Le Conseil national a adopté à une majorité confortable la loi sur le service civil. La majorité des députés a en effet estimé qu'il était temps – 92 ans après la première pétition à ce sujet et trois ans après l'adoption par le peuple du mandat constitutionnel – de décriminaliser l'objection de conscience, mettant ainsi fin à un des particularismes helvétiques. Le projet du Conseil fédéral a été globalement adopté sans grandes modifications, même si les points fondamentaux de la loi, à savoir les articles ayant trait aux critères d'admission, à la durée du service civil ainsi qu'à la procédure d'admission, ont été à l'origine de vives discussions de la part tant de ceux qui estimaient la loi trop libérale que de ceux pour qui celle-ci instaurait un simulacre de service civil. Ainsi, au sujet de la question concernant les motifs invocables pour refuser de servir, l'aile droite de la grande Chambre (UDC, DS, PL, et la plupart des radicaux) a vivement critiqué le fait que le projet gouvernemental prévoie que tout conflit de conscience, qu'il soit d'origine religieuse, éthique ou politique, puisse justifier le refus de servir s'il est allégué de manière crédible. Estimant que cette conception libérale permettait à tout un chacun de se prévaloir d'un conflit de conscience et qu'elle faisait, par conséquent, courir le risque que des milliers de jeunes se détournent de leur devoir militaire, les députés bourgeois ont proposé de revenir aux conditions énoncées par la loi Barras, qui ne reconnaît le statut d'objecteurs de conscience qu'à ceux dont les motivations ne sont pas «entachées» de considérations politiques. La proposition fut cependant rejetée par une alliance de la gauche, des écologistes, des indépendants et des démocrates-chrétiens, qui ont souligné qu'on ne pouvait distinguer les motifs éthiques de ceux politiques, ces derniers comprenant une dimension morale évidente.
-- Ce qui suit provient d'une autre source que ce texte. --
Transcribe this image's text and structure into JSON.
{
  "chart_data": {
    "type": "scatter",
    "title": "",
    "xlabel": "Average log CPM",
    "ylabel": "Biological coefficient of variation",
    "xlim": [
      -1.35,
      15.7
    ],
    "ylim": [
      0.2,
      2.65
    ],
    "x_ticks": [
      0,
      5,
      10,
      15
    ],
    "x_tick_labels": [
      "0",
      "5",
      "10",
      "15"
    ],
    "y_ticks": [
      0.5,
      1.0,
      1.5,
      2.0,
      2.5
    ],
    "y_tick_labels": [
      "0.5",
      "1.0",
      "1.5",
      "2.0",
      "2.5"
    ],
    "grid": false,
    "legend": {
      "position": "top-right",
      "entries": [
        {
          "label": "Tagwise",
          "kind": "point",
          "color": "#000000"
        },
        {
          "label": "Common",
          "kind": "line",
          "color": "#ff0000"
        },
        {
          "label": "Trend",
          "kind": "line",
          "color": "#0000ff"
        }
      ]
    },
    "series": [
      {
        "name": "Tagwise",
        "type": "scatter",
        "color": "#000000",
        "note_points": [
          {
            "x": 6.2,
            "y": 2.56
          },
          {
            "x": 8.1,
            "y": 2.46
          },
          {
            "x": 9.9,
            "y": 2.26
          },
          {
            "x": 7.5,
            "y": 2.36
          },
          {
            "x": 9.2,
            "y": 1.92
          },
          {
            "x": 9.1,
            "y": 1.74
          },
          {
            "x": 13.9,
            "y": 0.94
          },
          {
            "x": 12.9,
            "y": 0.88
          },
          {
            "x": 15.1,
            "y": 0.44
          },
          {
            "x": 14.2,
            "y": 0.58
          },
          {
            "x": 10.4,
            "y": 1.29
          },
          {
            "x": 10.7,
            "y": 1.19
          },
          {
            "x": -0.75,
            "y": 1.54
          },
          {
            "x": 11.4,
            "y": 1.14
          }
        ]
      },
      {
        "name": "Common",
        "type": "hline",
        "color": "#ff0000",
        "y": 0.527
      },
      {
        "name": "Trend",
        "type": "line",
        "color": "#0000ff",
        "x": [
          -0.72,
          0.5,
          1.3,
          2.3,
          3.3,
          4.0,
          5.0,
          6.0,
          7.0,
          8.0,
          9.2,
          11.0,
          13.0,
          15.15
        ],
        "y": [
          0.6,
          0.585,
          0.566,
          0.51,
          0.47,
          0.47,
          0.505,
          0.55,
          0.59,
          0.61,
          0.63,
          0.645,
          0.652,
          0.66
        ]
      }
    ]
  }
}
Au sujet de la durée du service civil (1.5 fois celle du service militaire pour les soldats), la loi n'apportant aucune modification par rapport à la situation en vigueur, les attaques sont venues de la gauche et des écologistes. Estimant qu'une telle durée réintroduisait par la bande un élément punitif – ce qui allait à l'encontre du but principal de cette loi, à savoir la dépénalisation de l'objection de conscience – les députés écologistes et socialistes ont proposé d'abaisser le coefficient de 1.5 à 1.3, voire à 1.2. La majorité de la Chambre du peuple a néanmoins estimé que le coefficient proposé par la loi se justifiait, référence faite au moins grand confort de la vie en caserne. Elle a en outre fait valoir que la plus grande durée du service civil constituait une preuve par l'acte de l'authenticité de l'objection de conscience, preuve rendue d'autant plus nécessaire du fait de l'assouplissement des critères.
Le troisième pilier de la loi, celui concernant la procédure d'admission et prévoyant que les demandes seraient traitées par une commission civile, n'a pas fait, dans son principe, l'objet de discussions. La question du caractère obligatoire de l'audition devant cette commission fut en revanche débattu, certains députés bourgeois voulant supprimer de la loi la possibilité, certes exceptionnelle, de ne pas avoir à passer un examen de conscience, alors que d'autres, à l'image du socialiste Gross (ZH), voulaient supprimer toute audition. A ce sujet également, c'est la voie médiane proposée par le Conseil fédéral qui l'a emporté. Aussi, la seule modification relativement importante apportée par la Chambre du peuple a porté sur la possibilité de pouvoir effectuer son service civil à l'étranger. Craignant l'attrait d'«un service sous les palmiers», la majorité bourgeoise du Conseil national a en effet décidé de souligner, sur proposition de sa commission, le caractère exceptionnel de cette opportunité. Elle a en revanche rejeté une proposition Fehr (udc, ZH) visant à supprimer toute possibilité de service à l'étranger ainsi qu'une proposition Tschuppert (pdc, LU) demandant de limiter cette possibilité à l'aide en cas de catastrophe.